В пособии отмечено, что в монографических главах рассказывается о «творчестве писателей, которые составляют гордость русской литературы и получили мировое признание». К ним отнесен Саша Соколов, о котором М. Л. Кременцова пишет. «Чтобы прочитать Соколова, необходимо забыть многое из того, что известно о романе, о литературе вообще. В противном случае не будет никакого другого впечатления, кроме недоумения». Это «недоумение» и остается после прочтения ее главы, в ней проблема «жизнь и литература» отошла в сторону, уступив место рассмотрению формалистических вывертов. И вот что поражает: Соколову уделена 21 страница текста, больше, чем Горькому, Маяковскому, Есенину, Ахматовой, Солженицыну. Не удостоились монографического анализа Фадеев, Исаковский, Абрамов, Шукшин, Бондарев, Белов, Астафьев. Неужели они значат меньше, чем заурядный Саша Соколов? Чем объяснить такую избирательность? Тем, что он стал эмигрантом «колбасной» волны? Не слишком ли наивно объяснение: «отсутствие тех или иных писательских фамилий не следует расценивать как попытку дискриминации»? Как же это надо оценить? Почему Д Самойлова наградили отдельной главой, а полностью забыты В. Луговской, В. Федоров, Е. Исаев, чьи успехи в поэзии отнюдь не менее значительны?
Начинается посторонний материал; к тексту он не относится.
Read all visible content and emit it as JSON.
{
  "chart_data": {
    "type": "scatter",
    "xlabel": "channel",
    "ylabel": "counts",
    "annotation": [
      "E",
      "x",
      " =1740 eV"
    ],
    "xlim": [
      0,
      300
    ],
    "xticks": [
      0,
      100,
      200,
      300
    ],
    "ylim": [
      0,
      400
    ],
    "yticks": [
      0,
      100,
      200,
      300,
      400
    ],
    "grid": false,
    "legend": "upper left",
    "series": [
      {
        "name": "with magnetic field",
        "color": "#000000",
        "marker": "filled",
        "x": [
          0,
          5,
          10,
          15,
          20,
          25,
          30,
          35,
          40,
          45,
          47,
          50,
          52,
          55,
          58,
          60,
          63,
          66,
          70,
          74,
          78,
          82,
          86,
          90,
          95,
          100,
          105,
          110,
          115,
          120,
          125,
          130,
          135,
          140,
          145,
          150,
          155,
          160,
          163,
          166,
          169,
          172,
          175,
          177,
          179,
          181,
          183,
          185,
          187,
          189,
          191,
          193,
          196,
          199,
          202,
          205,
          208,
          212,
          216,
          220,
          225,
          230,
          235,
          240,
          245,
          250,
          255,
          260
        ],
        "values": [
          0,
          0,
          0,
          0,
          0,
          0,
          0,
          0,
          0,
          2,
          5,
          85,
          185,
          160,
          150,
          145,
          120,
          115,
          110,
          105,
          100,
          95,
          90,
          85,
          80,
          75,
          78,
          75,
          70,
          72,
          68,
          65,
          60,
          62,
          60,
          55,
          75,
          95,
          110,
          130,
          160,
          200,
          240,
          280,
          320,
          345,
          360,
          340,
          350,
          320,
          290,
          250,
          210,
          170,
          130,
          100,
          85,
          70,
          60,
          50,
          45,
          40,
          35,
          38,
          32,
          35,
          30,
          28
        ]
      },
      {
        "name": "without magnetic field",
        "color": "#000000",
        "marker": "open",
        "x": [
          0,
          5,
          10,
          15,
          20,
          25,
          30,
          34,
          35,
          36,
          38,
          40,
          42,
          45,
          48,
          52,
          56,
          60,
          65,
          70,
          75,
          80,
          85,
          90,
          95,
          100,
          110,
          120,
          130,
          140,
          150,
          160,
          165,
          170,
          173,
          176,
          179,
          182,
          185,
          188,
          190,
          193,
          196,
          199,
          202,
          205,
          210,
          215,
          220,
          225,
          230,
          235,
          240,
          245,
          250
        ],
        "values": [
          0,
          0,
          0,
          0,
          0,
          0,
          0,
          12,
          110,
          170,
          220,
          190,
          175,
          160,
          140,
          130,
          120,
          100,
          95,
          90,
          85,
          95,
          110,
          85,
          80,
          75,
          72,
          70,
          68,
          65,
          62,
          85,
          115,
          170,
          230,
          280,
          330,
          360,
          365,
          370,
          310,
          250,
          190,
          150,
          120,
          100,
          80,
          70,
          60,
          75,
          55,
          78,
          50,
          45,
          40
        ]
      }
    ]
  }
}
Либералы превозносят элитарное искусство, оторванное от народных запросов. Мусатов отнес к эпохальным произведениям «Стихи о неизвестном солдате» Мандельштама, но среди них нет лучшей русской поэмы XX века «Василий Теркин» Твардовского, великолепного стихотворения «Враги сожгли родную хату» Исаковского. В пособии под редакцией Кременцова М. Яковлев посчитал, что источником творчества Мандельштама «представляются мировая культура и стихия языка, или точнее, стихия живого языка — речи». Он привел запись А. Блока о нем: «Его стихи возникают из снов — очень своеобразных, лежащих в области искусства только». Яковлев заключил, что «поэзия конца 30-х годов завершила» творческий путь Мандельштама «единением с народом, но не в социально-политическом, а во вневременном, общечеловеческом плане». И потому «при всей парадоксальности утверждения можно смело назвать Мандельштама поэтом народным». Слишком смелая мысль. На самом деле его поэзия — "образец крайней "камерности"…"Вся она, так сказать, из ответов и отзвуков более искусства, чем жизни" (А. Твардовский), и нет смысла говорить о ее народности.
Кременцов бездоказательно утверждает: «От большинства же по-настоящему высоких образцов мировой и русской литературы советский читатель фактически был отлучен». В СССР до 1980 г. было издано 75 500 наименований книг зарубежных авторов, в 1980 г. — свыше 1500, из них более 800 названий художественной литературы. В нем, по данным ЮНЕСКО, выходило переводной литературы в 5 раз больше, чем в Англии, в два раза больше, чем в Японии, США и Франции. Указав, что «литературные течения модернизма…беспощадно преследовались и искоренялись», он заключил: «Трудно даже представить, какие невосполнимые потери в результате этою понесла русская литература XX века». Он не объяснил, в чем они заключались, видимо, в том, что советские писатели не заимствовали отмеченные им особенности модернистских произведении: в них «причины и следствия либо не обозначаются, либо меняются местами. Здесь размыты представления о времени и пространстве, нарушены привычные отношения автора и героя». Можно ли ожидать правдивого отражения жизни в подобном — оторванном от действительности — творчестве? Солженицын в книге «Россия в обвале» отметил: «…это направление умерло на наших глазах. Постмодернизм думал поразить нас своими открытиями, а его уже сейчас читать невозможно. За десять лет все отжило и кончилось. Но все это усиленно пропагандируется».